5.3. Network analysis

Network analysis is an especially useful tool for exploring complex interrelationships among numerous mineral species [40]. The use of network graphs to elucidate connections in the contexts of social groups [51][52][53][54], technological networks [55][56][57][58], and biological systems [59][60][61][62] are well known. Each network consists of vertices (or nodes), some of which are connected to each other by edges (or links). Distances between nodes, and hence the length of links, are determined by the degree of association of the two nodes; shortest distances represent the strongest links. Vertices and edges can be sized, shaped, and colored to indicate additional attributes of the system.

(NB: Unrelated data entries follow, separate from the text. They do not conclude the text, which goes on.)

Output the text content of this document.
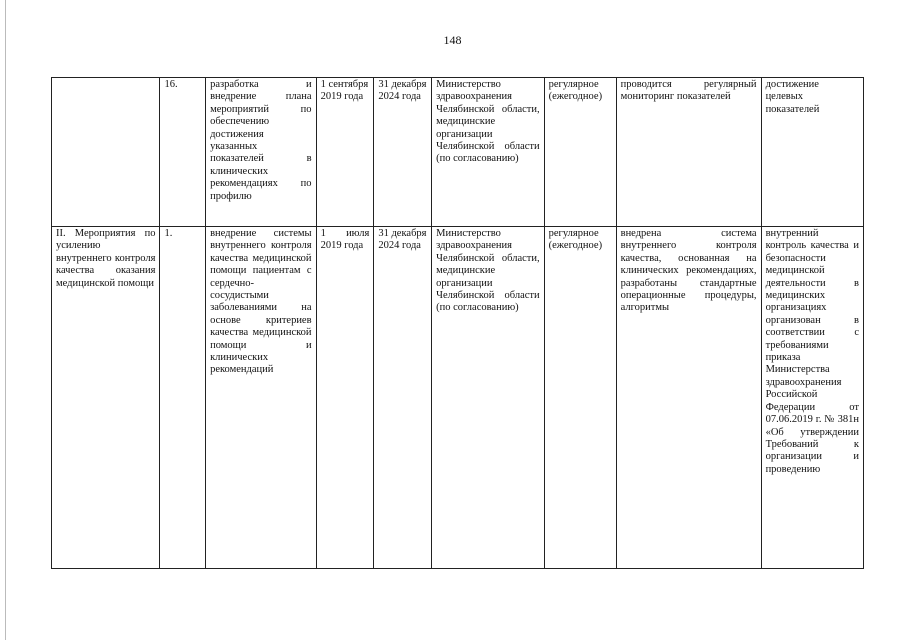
148
	16.	разработка и внедрение плана мероприятий по обеспечению достижения указанных показателей в клинических рекомендациях по профилю	1 сентября 2019 года	31 декабря 2024 года	Министерство здравоохранения Челябинской области, медицинские организации Челябинской области (по согласованию)	регулярное (ежегодное)	проводится регулярный мониторинг показателей	достижение целевых показателей
II. Мероприятия по усилению внутреннего контроля качества оказания медицинской помощи	1.	внедрение системы внутреннего контроля качества медицинской помощи пациентам с сердечно-сосудистыми заболеваниями на основе критериев качества медицинской помощи и клинических рекомендаций	1 июля 2019 года	31 декабря 2024 года	Министерство здравоохранения Челябинской области, медицинские организации Челябинской области (по согласованию)	регулярное (ежегодное)	внедрена система внутреннего контроля качества, основанная на клинических рекомендациях, разработаны стандартные операционные процедуры, алгоритмы	внутренний контроль качества и безопасности медицинской деятельности в медицинских организациях организован в соответствии с требованиями приказа Министерства здравоохранения Российской Федерации от 07.06.2019 г. № 381н «Об утверждении Требований к организации и проведению
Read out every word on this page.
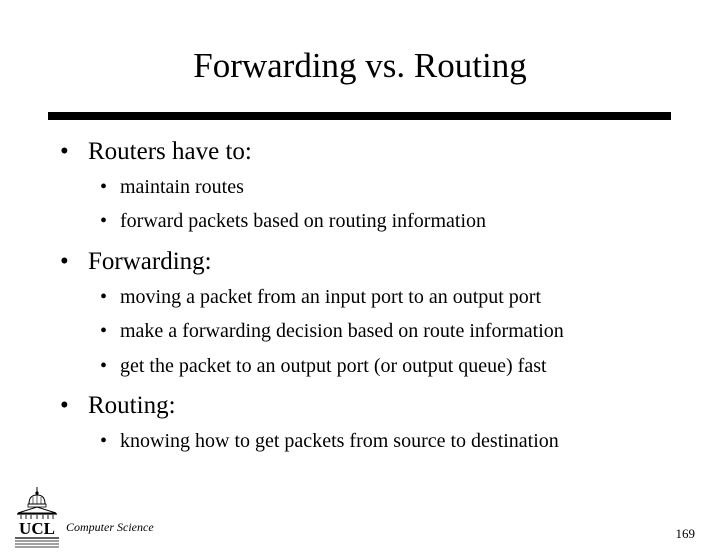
Forwarding vs. Routing
• Routers have to:
• maintain routes
• forward packets based on routing information
• Forwarding:
• moving a packet from an input port to an output port
• make a forwarding decision based on route information
• get the packet to an output port (or output queue) fast
• Routing:
• knowing how to get packets from source to destination
UCL Computer Science	169
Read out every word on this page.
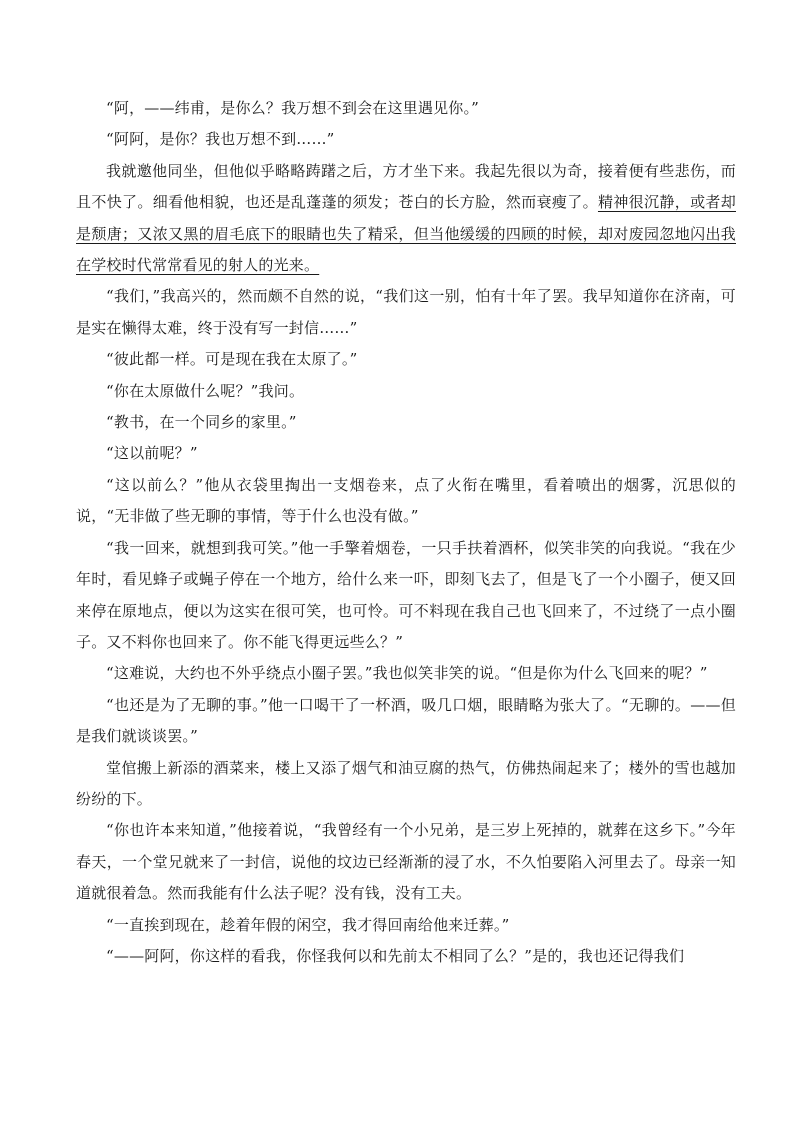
“阿，——纬甫，是你么？我万想不到会在这里遇见你。”

“阿阿，是你？我也万想不到……”

我就邀他同坐，但他似乎略略踌躇之后，方才坐下来。我起先很以为奇，接着便有些悲伤，而且不快了。细看他相貌，也还是乱蓬蓬的须发；苍白的长方脸，然而衰瘦了。精神很沉静，或者却是颓唐；又浓又黑的眉毛底下的眼睛也失了精采，但当他缓缓的四顾的时候，却对废园忽地闪出我在学校时代常常看见的射人的光来。

“我们，”我高兴的，然而颇不自然的说，“我们这一别，怕有十年了罢。我早知道你在济南，可是实在懒得太难，终于没有写一封信……”

“彼此都一样。可是现在我在太原了。”

“你在太原做什么呢？”我问。

“教书，在一个同乡的家里。”

“这以前呢？”

“这以前么？”他从衣袋里掏出一支烟卷来，点了火衔在嘴里，看着喷出的烟雾，沉思似的说，“无非做了些无聊的事情，等于什么也没有做。”

“我一回来，就想到我可笑。”他一手擎着烟卷，一只手扶着酒杯，似笑非笑的向我说。“我在少年时，看见蜂子或蝇子停在一个地方，给什么来一吓，即刻飞去了，但是飞了一个小圈子，便又回来停在原地点，便以为这实在很可笑，也可怜。可不料现在我自己也飞回来了，不过绕了一点小圈子。又不料你也回来了。你不能飞得更远些么？”

“这难说，大约也不外乎绕点小圈子罢。”我也似笑非笑的说。“但是你为什么飞回来的呢？”

“也还是为了无聊的事。”他一口喝干了一杯酒，吸几口烟，眼睛略为张大了。“无聊的。——但是我们就谈谈罢。”

堂倌搬上新添的酒菜来，楼上又添了烟气和油豆腐的热气，仿佛热闹起来了；楼外的雪也越加纷纷的下。

“你也许本来知道，”他接着说，“我曾经有一个小兄弟，是三岁上死掉的，就葬在这乡下。”今年春天，一个堂兄就来了一封信，说他的坟边已经渐渐的浸了水，不久怕要陷入河里去了。母亲一知道就很着急。然而我能有什么法子呢？没有钱，没有工夫。

“一直挨到现在，趁着年假的闲空，我才得回南给他来迁葬。”

“——阿阿，你这样的看我，你怪我何以和先前太不相同了么？”是的，我也还记得我们
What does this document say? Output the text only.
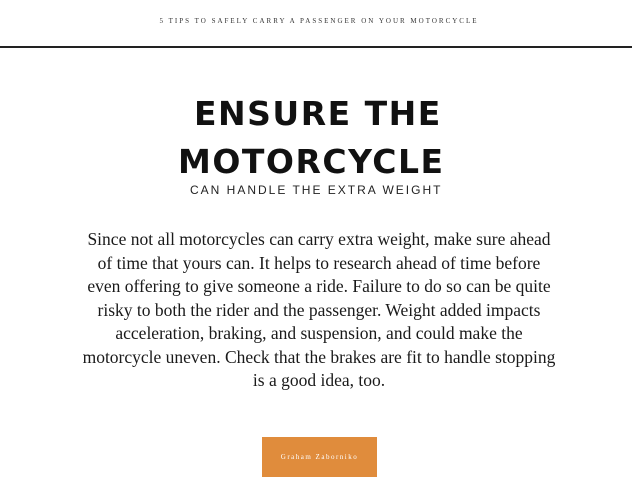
5 TIPS TO SAFELY CARRY A PASSENGER ON YOUR MOTORCYCLE
ENSURE THE
MOTORCYCLE
CAN HANDLE THE EXTRA WEIGHT
Since not all motorcycles can carry extra weight, make sure ahead of time that yours can. It helps to research ahead of time before even offering to give someone a ride. Failure to do so can be quite risky to both the rider and the passenger. Weight added impacts acceleration, braking, and suspension, and could make the motorcycle uneven. Check that the brakes are fit to handle stopping is a good idea, too.
Graham Zaborniko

Networks of coexisting minerals provide vivid examples of network graphs. In Fig. 9 [40], individual nodes represent mineral species. The nodes are sized to represent the relative number of localities of each species, while node colors can represent compositional, structural, paragenetic, or other information. These highly interactive visual displays represent projections from multidimensional space into two- or three-dimensional space, in order to show the connections from each mineral node to all other co-occurring mineral nodes. In general, for a well-connected network of N different mineral species, the rendering is a projection from N – 1 dimensions. In many instances, a three-dimensional rendering provides important additional information, even though the projection may be from much higher dimensions.